Because I am far from the only libertarian opposed to Trump and libertarians generally have strong reason to be suspicious of Trumpist nationalism, I don’t think I have lost much support in that community. But I clearly have among more conventional conservative Republicans.

All this, despite the fact that my positions on the major issues I write about are the same as they were before 2016. The same views on immigration, free trade, civil liberties, federalism, religious freedom, and the evils of Vladimir Putin’s aggression, that led me to oppose much of Barack Obama’s agenda, are also the ones that lead me to oppose Trump.

For example, I oppose Trump’s cruel order banning refugees from seven Muslim nations for many of the same reasons as I previously attacked Obama’s cruel policy reversal on Cuban refugees. Similarly, my commitment to constitutional federalism and strong judicial enforcement of limits on federal power led me to oppose both the Obamacare individual health insurance mandate and Trump’s executive order targeting sanctuary cities. The experience of the last year did lead me to change my views on a few issues. But these shifts are not what has stimulated either my new fans’ praise or my new critics’ ire.

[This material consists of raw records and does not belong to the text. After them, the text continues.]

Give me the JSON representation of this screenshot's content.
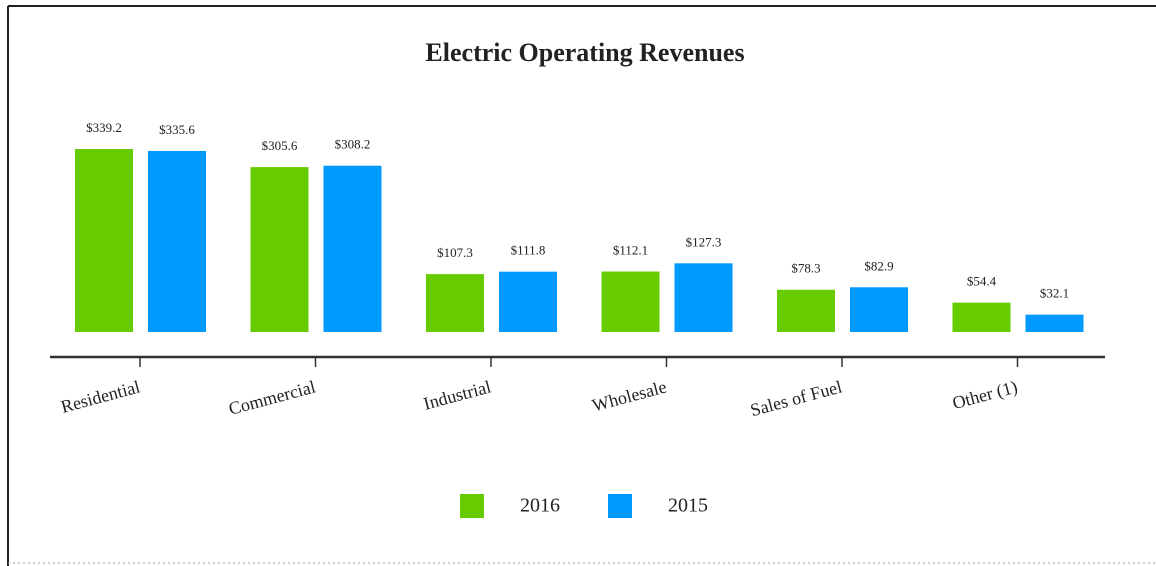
{
  "chart_data": {
    "type": "bar",
    "title": "Electric Operating Revenues",
    "categories": [
      "Residential",
      "Commercial",
      "Industrial",
      "Wholesale",
      "Sales of Fuel",
      "Other (1)"
    ],
    "series": [
      {
        "name": "2016",
        "color": "#66cc00",
        "values": [
          339.2,
          305.6,
          107.3,
          112.1,
          78.3,
          54.4
        ],
        "value_labels": [
          "$339.2",
          "$305.6",
          "$107.3",
          "$112.1",
          "$78.3",
          "$54.4"
        ]
      },
      {
        "name": "2015",
        "color": "#0099ff",
        "values": [
          335.6,
          308.2,
          111.8,
          127.3,
          82.9,
          32.1
        ],
        "value_labels": [
          "$335.6",
          "$308.2",
          "$111.8",
          "$127.3",
          "$82.9",
          "$32.1"
        ]
      }
    ],
    "legend": "bottom"
  }
}
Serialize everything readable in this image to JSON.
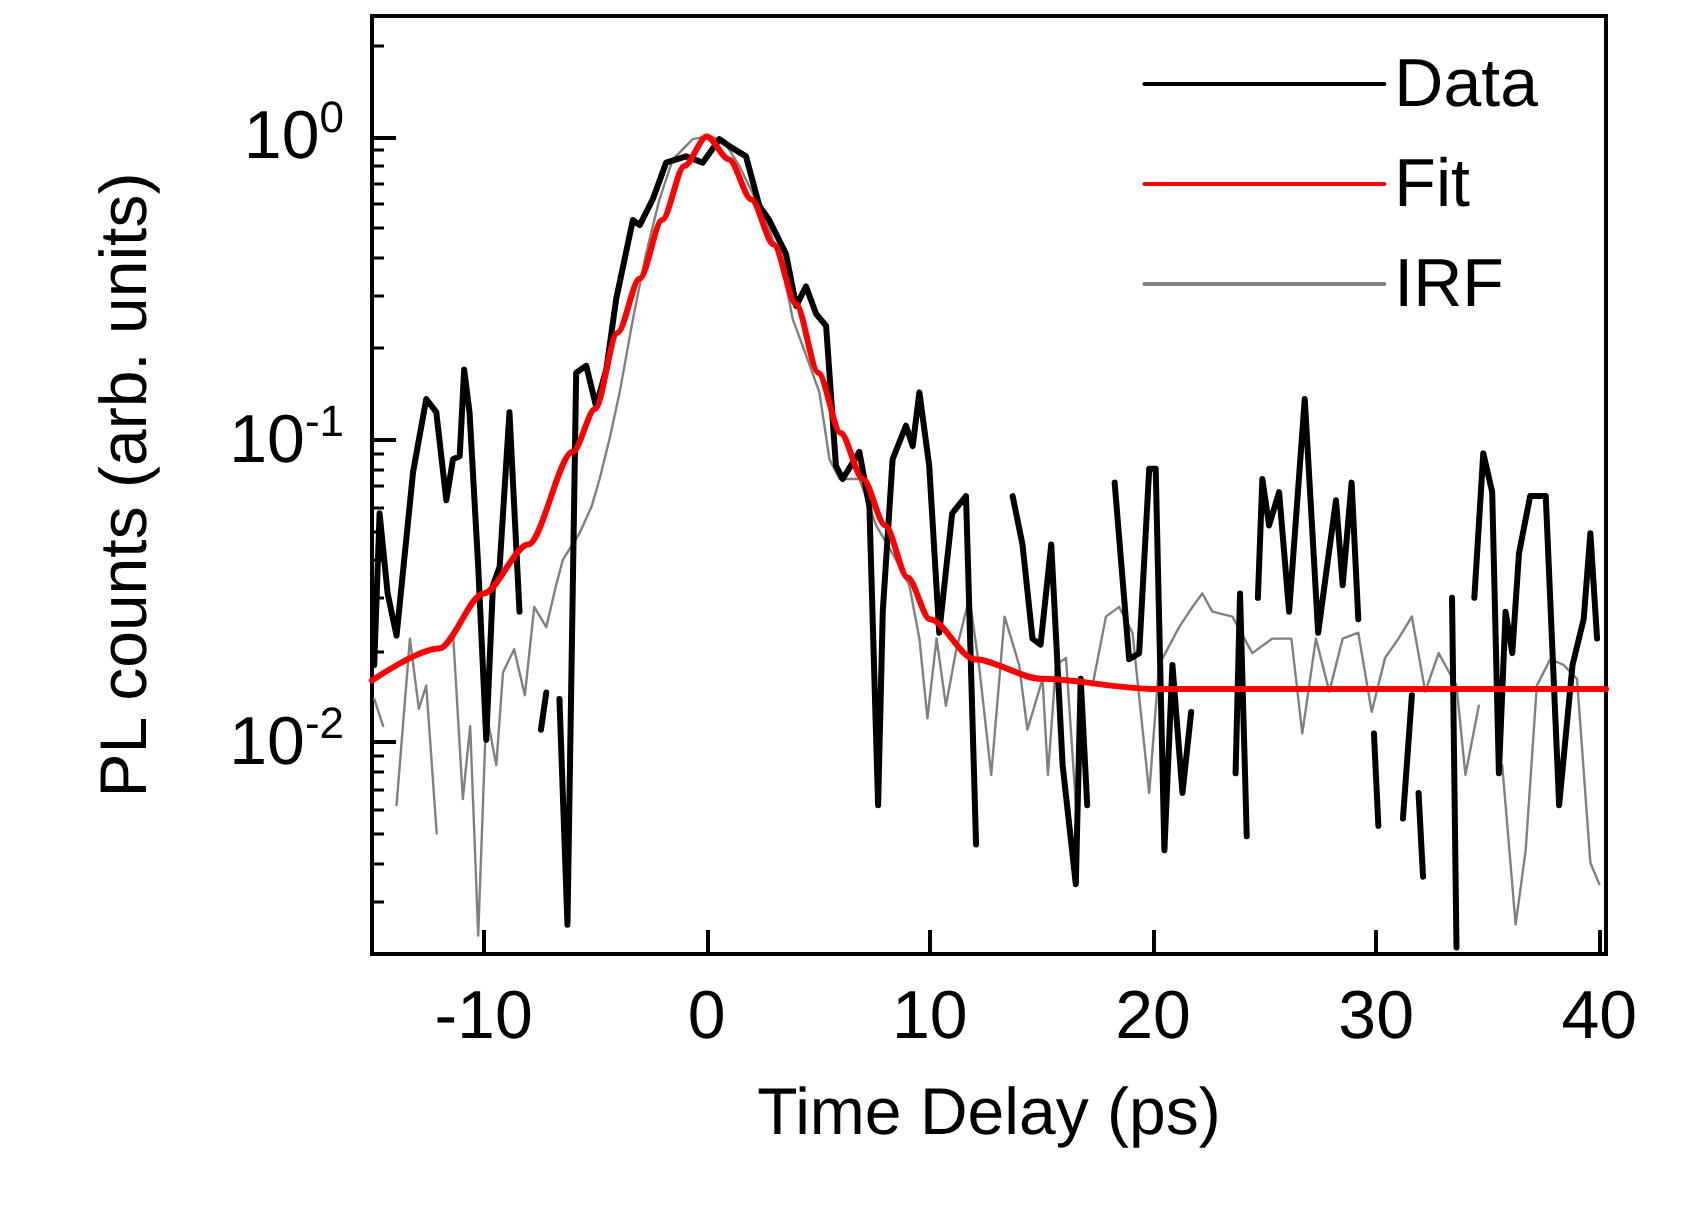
{
  "chart_data": {
    "type": "line",
    "xlabel": "Time Delay (ps)",
    "ylabel": "PL counts (arb. units)",
    "xlim": [
      -15,
      40.3
    ],
    "xticks": [
      -10,
      0,
      10,
      20,
      30,
      40
    ],
    "ylim": [
      0.002,
      2.5
    ],
    "yticks": [
      {
        "value": 0.01,
        "label": "10$^{-2}$"
      },
      {
        "value": 0.1,
        "label": "10$^{-1}$"
      },
      {
        "value": 1,
        "label": "10$^{0}$"
      }
    ],
    "log": "y",
    "grid": false,
    "legend": "top right",
    "marker": "none",
    "line_style": "solid",
    "series": [
      {
        "name": "Data",
        "color": "#000000",
        "x": [
          -14.9,
          -14.66,
          -14.3,
          -13.9,
          -13.16,
          -12.57,
          -12.12,
          -11.67,
          -11.37,
          -11.07,
          -10.87,
          -10.63,
          -10.24,
          -9.88,
          -9.58,
          -9.28,
          -8.84,
          -8.39,
          -7.9,
          -7.43,
          -7.19,
          -6.75,
          -6.6,
          -6.24,
          -5.85,
          -5.4,
          -4.96,
          -4.5,
          -4.06,
          -3.31,
          -3.0,
          -2.42,
          -1.82,
          -0.93,
          -0.18,
          0.57,
          1.01,
          1.76,
          2.36,
          2.8,
          3.55,
          4.01,
          4.45,
          4.9,
          5.35,
          5.79,
          6.09,
          6.84,
          7.29,
          7.68,
          7.89,
          8.33,
          8.93,
          9.23,
          9.53,
          9.97,
          10.42,
          11.0,
          11.62,
          12.07,
          13.4,
          13.71,
          14.15,
          14.6,
          14.96,
          15.44,
          15.95,
          16.54,
          16.76,
          17.05,
          17.6,
          18.28,
          18.93,
          19.38,
          19.83,
          20.12,
          20.51,
          20.87,
          21.32,
          21.71,
          22.7,
          23.7,
          23.9,
          24.2,
          24.45,
          24.7,
          24.9,
          25.2,
          25.65,
          26.1,
          26.8,
          27.4,
          28.2,
          28.5,
          28.9,
          29.2,
          29.5,
          29.9,
          30.1,
          30.6,
          31.2,
          31.6,
          31.75,
          31.9,
          32.1,
          32.8,
          33.4,
          33.6,
          34.1,
          34.4,
          34.8,
          35.2,
          35.5,
          35.8,
          36.1,
          36.4,
          36.9,
          37.6,
          38.2,
          38.8,
          39.3,
          39.6,
          39.9
        ],
        "values": [
          0.018,
          0.057,
          0.031,
          0.0225,
          0.078,
          0.136,
          0.123,
          0.063,
          0.086,
          0.088,
          0.17,
          0.123,
          0.038,
          0.0102,
          0.033,
          0.038,
          0.123,
          0.027,
          null,
          0.011,
          0.0146,
          null,
          0.0139,
          0.0025,
          0.166,
          0.175,
          0.129,
          0.17,
          0.29,
          0.53,
          0.51,
          0.62,
          0.82,
          0.86,
          0.82,
          0.98,
          0.93,
          0.86,
          0.59,
          0.53,
          0.41,
          0.276,
          0.32,
          0.26,
          0.237,
          0.082,
          0.074,
          0.091,
          0.06,
          0.0062,
          0.027,
          0.086,
          0.111,
          0.095,
          0.143,
          0.082,
          0.023,
          0.057,
          0.065,
          0.0046,
          null,
          0.065,
          0.045,
          0.022,
          0.021,
          0.045,
          0.0084,
          0.0034,
          0.0162,
          0.0062,
          null,
          0.072,
          0.0188,
          0.0197,
          0.08,
          0.08,
          0.0044,
          0.018,
          0.0068,
          0.0126,
          null,
          0.0079,
          0.031,
          0.0049,
          null,
          0.03,
          0.074,
          0.052,
          0.067,
          0.027,
          0.136,
          0.023,
          0.063,
          0.033,
          0.072,
          0.0255,
          null,
          0.0107,
          0.0053,
          null,
          0.0056,
          0.0143,
          null,
          0.0068,
          0.0036,
          null,
          0.03,
          0.0021,
          null,
          0.03,
          0.09,
          0.067,
          0.0079,
          0.027,
          0.0197,
          0.042,
          0.065,
          0.065,
          0.0062,
          0.018,
          0.0255,
          0.049,
          0.022
        ]
      },
      {
        "name": "Fit",
        "color": "#ff0000",
        "x": [
          -15,
          -12,
          -10,
          -8,
          -6,
          -5,
          -4,
          -3,
          -2,
          -1,
          0,
          1,
          2,
          3,
          4,
          5,
          6,
          7,
          8,
          9,
          10,
          12,
          15,
          20,
          40.3
        ],
        "values": [
          0.016,
          0.0204,
          0.031,
          0.045,
          0.091,
          0.126,
          0.225,
          0.34,
          0.53,
          0.8,
          1,
          0.84,
          0.62,
          0.44,
          0.28,
          0.166,
          0.105,
          0.074,
          0.052,
          0.035,
          0.0255,
          0.0188,
          0.0162,
          0.015,
          0.015
        ]
      },
      {
        "name": "IRF",
        "color": "#808080",
        "x": [
          -14.9,
          -14.5,
          -14.3,
          -13.9,
          -13.3,
          -12.9,
          -12.57,
          -12.1,
          -11.8,
          -11.37,
          -10.93,
          -10.6,
          -10.24,
          -9.88,
          -9.43,
          -9.13,
          -8.63,
          -8.15,
          -7.73,
          -7.19,
          -6.75,
          -6.45,
          -5.7,
          -5.16,
          -4.8,
          -4.36,
          -3.9,
          -3.31,
          -2.72,
          -2.12,
          -1.52,
          -0.63,
          0,
          0.72,
          1.46,
          2.06,
          2.66,
          3.4,
          3.86,
          4.45,
          5.05,
          5.5,
          5.95,
          6.84,
          7.59,
          8.33,
          9.08,
          9.53,
          9.89,
          10.3,
          10.72,
          11.17,
          11.77,
          12.2,
          12.75,
          13.35,
          14.0,
          14.37,
          15.05,
          15.29,
          15.65,
          16.1,
          16.63,
          16.9,
          17.29,
          17.89,
          18.48,
          19.08,
          19.83,
          20.27,
          21.17,
          21.77,
          22.21,
          22.66,
          23.56,
          24.45,
          25.35,
          26.2,
          26.69,
          27.3,
          27.9,
          28.5,
          29.2,
          29.8,
          30.4,
          31.0,
          31.6,
          32.2,
          32.8,
          33.6,
          34.0,
          34.6,
          35.05,
          35.65,
          36.25,
          36.7,
          37.2,
          37.8,
          38.4,
          39.0,
          39.6,
          40.0
        ],
        "values": [
          0.0139,
          0.0113,
          null,
          0.0062,
          0.022,
          0.0129,
          0.0154,
          0.005,
          null,
          0.023,
          0.0065,
          0.0113,
          0.0023,
          0.0126,
          0.0084,
          0.017,
          0.0203,
          0.0143,
          0.028,
          0.024,
          0.033,
          0.04,
          0.049,
          0.06,
          0.074,
          0.1,
          0.143,
          0.249,
          0.41,
          0.62,
          0.84,
          0.98,
          1.0,
          0.98,
          0.8,
          0.65,
          0.53,
          0.37,
          0.249,
          0.19,
          0.143,
          0.086,
          0.074,
          0.074,
          0.052,
          0.042,
          0.033,
          0.022,
          0.012,
          0.022,
          0.0132,
          0.02,
          0.03,
          0.018,
          0.0078,
          0.026,
          0.018,
          0.011,
          0.0162,
          0.0078,
          0.018,
          0.019,
          0.005,
          null,
          0.0154,
          0.026,
          0.028,
          0.023,
          0.0068,
          0.018,
          0.024,
          0.028,
          0.031,
          0.027,
          0.026,
          0.0197,
          0.022,
          0.022,
          0.0107,
          0.022,
          0.0147,
          0.022,
          0.023,
          0.0126,
          0.019,
          0.022,
          0.026,
          0.0147,
          0.0197,
          0.0154,
          0.0078,
          0.0132,
          null,
          0.0084,
          0.0025,
          0.0044,
          0.0154,
          0.0188,
          0.018,
          0.0162,
          0.004,
          0.0034
        ]
      }
    ]
  }
}
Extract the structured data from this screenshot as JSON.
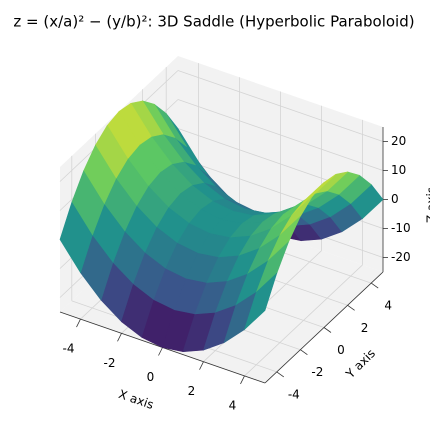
{
  "chart_data": {
    "type": "surface",
    "title": "z = (x/a)² − (y/b)²: 3D Saddle (Hyperbolic Paraboloid)",
    "x_label": "X axis",
    "y_label": "Y axis",
    "z_label": "Z axis",
    "colormap": "viridis",
    "x": [
      -5,
      -4,
      -3,
      -2,
      -1,
      0,
      1,
      2,
      3,
      4,
      5
    ],
    "y": [
      -5,
      -4,
      -3,
      -2,
      -1,
      0,
      1,
      2,
      3,
      4,
      5
    ],
    "z": [
      [
        0,
        -9,
        -16,
        -21,
        -24,
        -25,
        -24,
        -21,
        -16,
        -9,
        0
      ],
      [
        9,
        0,
        -7,
        -12,
        -15,
        -16,
        -15,
        -12,
        -7,
        0,
        9
      ],
      [
        16,
        7,
        0,
        -5,
        -8,
        -9,
        -8,
        -5,
        0,
        7,
        16
      ],
      [
        21,
        12,
        5,
        0,
        -3,
        -4,
        -3,
        0,
        5,
        12,
        21
      ],
      [
        24,
        15,
        8,
        3,
        0,
        -1,
        0,
        3,
        8,
        15,
        24
      ],
      [
        25,
        16,
        9,
        4,
        1,
        0,
        1,
        4,
        9,
        16,
        25
      ],
      [
        24,
        15,
        8,
        3,
        0,
        -1,
        0,
        3,
        8,
        15,
        24
      ],
      [
        21,
        12,
        5,
        0,
        -3,
        -4,
        -3,
        0,
        5,
        12,
        21
      ],
      [
        16,
        7,
        0,
        -5,
        -8,
        -9,
        -8,
        -5,
        0,
        7,
        16
      ],
      [
        9,
        0,
        -7,
        -12,
        -15,
        -16,
        -15,
        -12,
        -7,
        0,
        9
      ],
      [
        0,
        -9,
        -16,
        -21,
        -24,
        -25,
        -24,
        -21,
        -16,
        -9,
        0
      ]
    ],
    "xlim": [
      -5,
      5
    ],
    "ylim": [
      -5,
      5
    ],
    "zlim": [
      -25,
      25
    ],
    "xticks": [
      -4,
      -2,
      0,
      2,
      4
    ],
    "yticks": [
      -4,
      -2,
      0,
      2,
      4
    ],
    "zticks": [
      -20,
      -10,
      0,
      10,
      20
    ],
    "grid": true
  }
}
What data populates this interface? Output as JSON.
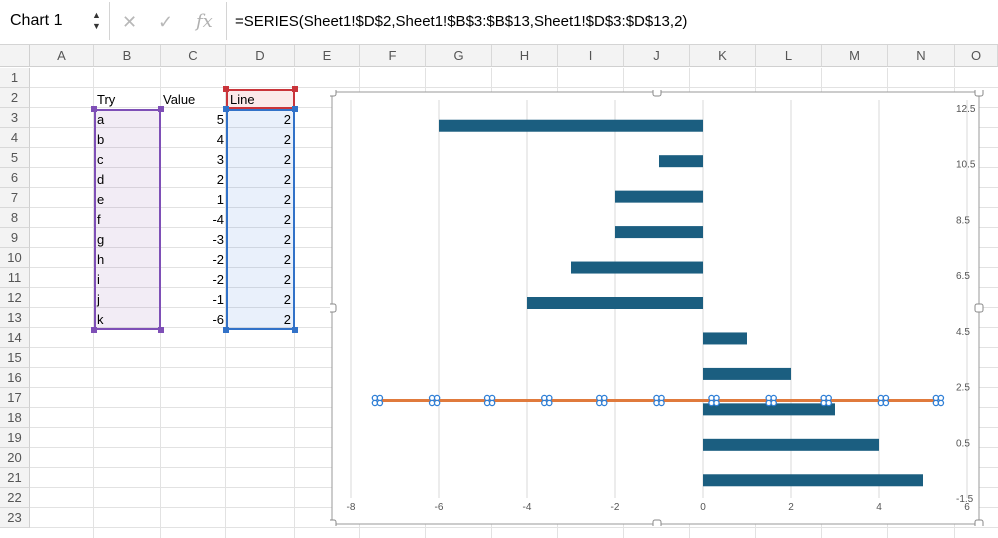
{
  "formula_bar": {
    "name_box": "Chart 1",
    "spin": "▲\n▼",
    "cancel_icon": "✕",
    "confirm_icon": "✓",
    "fx_label": "fx",
    "formula": "=SERIES(Sheet1!$D$2,Sheet1!$B$3:$B$13,Sheet1!$D$3:$D$13,2)"
  },
  "sheet": {
    "columns": [
      "A",
      "B",
      "C",
      "D",
      "E",
      "F",
      "G",
      "H",
      "I",
      "J",
      "K",
      "L",
      "M",
      "N",
      "O"
    ],
    "rows": [
      "1",
      "2",
      "3",
      "4",
      "5",
      "6",
      "7",
      "8",
      "9",
      "10",
      "11",
      "12",
      "13",
      "14",
      "15",
      "16",
      "17",
      "18",
      "19",
      "20",
      "21",
      "22",
      "23"
    ],
    "headers": {
      "try": "Try",
      "value": "Value",
      "line": "Line"
    },
    "data_rows": [
      {
        "try": "a",
        "value": "5",
        "line": "2"
      },
      {
        "try": "b",
        "value": "4",
        "line": "2"
      },
      {
        "try": "c",
        "value": "3",
        "line": "2"
      },
      {
        "try": "d",
        "value": "2",
        "line": "2"
      },
      {
        "try": "e",
        "value": "1",
        "line": "2"
      },
      {
        "try": "f",
        "value": "-4",
        "line": "2"
      },
      {
        "try": "g",
        "value": "-3",
        "line": "2"
      },
      {
        "try": "h",
        "value": "-2",
        "line": "2"
      },
      {
        "try": "i",
        "value": "-2",
        "line": "2"
      },
      {
        "try": "j",
        "value": "-1",
        "line": "2"
      },
      {
        "try": "k",
        "value": "-6",
        "line": "2"
      }
    ]
  },
  "chart_data": {
    "type": "bar",
    "orientation": "horizontal",
    "categories": [
      "a",
      "b",
      "c",
      "d",
      "e",
      "f",
      "g",
      "h",
      "i",
      "j",
      "k"
    ],
    "series": [
      {
        "values": [
          5,
          4,
          3,
          2,
          1,
          -4,
          -3,
          -2,
          -2,
          -1,
          -6
        ],
        "color": "#1b5e80"
      },
      {
        "type": "scatter-line",
        "x": [
          -7.4,
          -6.1,
          -4.85,
          -3.55,
          -2.3,
          -1.0,
          0.25,
          1.55,
          2.8,
          4.1,
          5.35
        ],
        "y": [
          2,
          2,
          2,
          2,
          2,
          2,
          2,
          2,
          2,
          2,
          2
        ],
        "color": "#e07a3c"
      }
    ],
    "xlim": [
      -8,
      6
    ],
    "x_ticks": [
      "-8",
      "-6",
      "-4",
      "-2",
      "0",
      "2",
      "4",
      "6"
    ],
    "y2lim": [
      -1.5,
      12.5
    ],
    "y2_ticks": [
      "12.5",
      "10.5",
      "8.5",
      "6.5",
      "4.5",
      "2.5",
      "0.5",
      "-1.5"
    ],
    "grid": true,
    "selected": true,
    "colors": {
      "bar": "#1b5e80",
      "line": "#e07a3c",
      "marker": "#2f7fd6",
      "grid": "#d9d9d9"
    }
  }
}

People like Stephens stand out because they have put principles ahead of partisan bias. Even before the rise of Trump, growing partisan bias and hatred of the opposition led many people to excuse behavior by their own party’s leaders that they would never tolerate from the opposing party. Many conservative Republicans are falling prey to such bias under Trump. But numerous liberal Democrats did the same under Obama, as when they tolerated or even supported his starting two wars without congressional authorization.

It is to some extent understandable if politicians trim their sails to whichever direction their party’s wind blows. After all, they want to stay in power and are afraid of being ostracized within their party. But intellectuals, activists, and ordinary voters often behave in much the same way, even though most have far less to fear in the way of tangible personal costs. Being a loyal member of Team Red or Team Blue is such an important part of many people’s identity that it often takes precedence over other, supposedly more fundamental principles.

Unlike Stephens, who is a longtime Republican, I can’t claim any special virtue in resisting this tendency. Because I was never a committed partisan in the first place, it isn’t psychologically difficult for me to oppose either the GOP or the Democrats on the many occasions when they do things that run counter to the principles I espouse. Things are much tougher for the many people who (often for understandable reasons) do see themselves as loyal Democrats or Republicans, or at least have a deep hostility to whichever party they oppose. In the latter case, “partyism” can lead them to avoid criticizing their own party, lest it give ammunition to the opposing one (which, by assumption, is much worse).

The good news is that we don’t have to behave this way. Even politicians sometimes rise above partisanship. For example, libertarian Republican Rep. Justin Amash stands out as a principled opponent of Trump, and Democratic Senator Tim Kaine was highly critical of the unconstitutional wars initiated by Obama.

Those of us who aren’t politicians have even less excuse for indulging partisan bias. Before reflexively following the party leader wherever he wants to go, we should ask whether his course really is consistent with the principles we espouse. And before condemning dissenters from the party line as sellouts, we should consider the possibility that they are actually the ones staying true to their principles.

I am not optimistic that we will overcome the dangers of partisan bias anytime soon. Far from it. Even if we do, there are a lot of other ways in which voters and intellectuals’ political views are influenced by ignorance and illogic. But the beginning of wisdom is to at least recognize that we have a problem, and try to reduce it.